Firefighter of year recognized for reliability
Eudora volunteer firefighter Aaron Evans has a deliberate way about him. It’s not a need for an adrenaline rush or personal accolades that caused him to have one of the highest attendance rates for fire calls.
Simply put, he was trained to fight fires. So, when there’s a call, he reports for duty.
“The initial shock of the pager wakes you up and then you start hearing what’s going on,” Evans said. “I feel guilty if I’m trained to do something and I don’t do it.”
His dependability was one of the main reasons why his fellow firefighters in the Eudora Fire Department voted him Firefighter of the Year for 2008.
“He’s one of those quiet people, but you look around and he’s always there,” Fire Chief Randy Ates said. “If you ask anything of him he gets it done. He doesn’t mind staying a little later and putting in a little extra effort.”
Evans, who works as a network support specialist for Eudora USD 491, said he was honored that his peers voted for him to win the award.

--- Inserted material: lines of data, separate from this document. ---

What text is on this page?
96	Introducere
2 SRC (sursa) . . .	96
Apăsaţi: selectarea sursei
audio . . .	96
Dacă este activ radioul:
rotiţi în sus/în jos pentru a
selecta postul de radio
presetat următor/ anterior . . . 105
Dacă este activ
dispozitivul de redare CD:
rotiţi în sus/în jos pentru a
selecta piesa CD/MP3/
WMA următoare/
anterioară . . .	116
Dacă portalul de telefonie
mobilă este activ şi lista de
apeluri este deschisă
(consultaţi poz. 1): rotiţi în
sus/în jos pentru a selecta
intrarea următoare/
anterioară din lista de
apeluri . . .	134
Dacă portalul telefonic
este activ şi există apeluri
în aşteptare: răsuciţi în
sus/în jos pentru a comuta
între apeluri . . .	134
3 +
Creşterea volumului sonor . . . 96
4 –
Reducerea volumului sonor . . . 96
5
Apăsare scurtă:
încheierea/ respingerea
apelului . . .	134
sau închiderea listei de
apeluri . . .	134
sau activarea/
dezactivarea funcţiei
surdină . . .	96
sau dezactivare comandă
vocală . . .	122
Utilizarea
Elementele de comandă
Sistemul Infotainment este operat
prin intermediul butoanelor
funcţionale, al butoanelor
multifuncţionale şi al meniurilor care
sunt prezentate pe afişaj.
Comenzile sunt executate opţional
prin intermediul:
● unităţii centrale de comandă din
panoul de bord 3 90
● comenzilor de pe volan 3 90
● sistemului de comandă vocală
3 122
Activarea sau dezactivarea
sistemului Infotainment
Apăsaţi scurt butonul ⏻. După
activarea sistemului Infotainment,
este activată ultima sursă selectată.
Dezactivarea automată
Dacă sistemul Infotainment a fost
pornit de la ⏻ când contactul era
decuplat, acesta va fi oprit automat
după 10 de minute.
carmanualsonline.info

He joined the department in 2006 after his co-worker Ron Long encouraged him to join, a recruitment Long certainly doesn’t regret.
“He commits himself and he’s passionate about it,” Long said. “It’s in his blood and so he puts a 110 percent into it, and it shows.”
Although Evans didn’t say there were any particularly rewarding calls, he said he hopes the department’s existence provides community members with peace of mind.
“It’s a win-win situation because we enjoy what we’re doing and we can provide a service to the community,” Evans said.
Evans also was given a “Bam-Bam” award, which is named for “The Flintstones” character who is unaware of his own strength. Evans was given the award after breaking a mallet during a training exercise.
In an example of the fun that is had in the department, his fellow firefighters presented him with the mallet and the award.
Evans encouraged others to volunteer and join in the camaraderie he has experienced.
“It’s a pretty tight-knit group,” Evans said. “It’s introduced me to a lot of people in the community. We’re all here for a common goal and even though we have varying backgrounds, we still have bond.”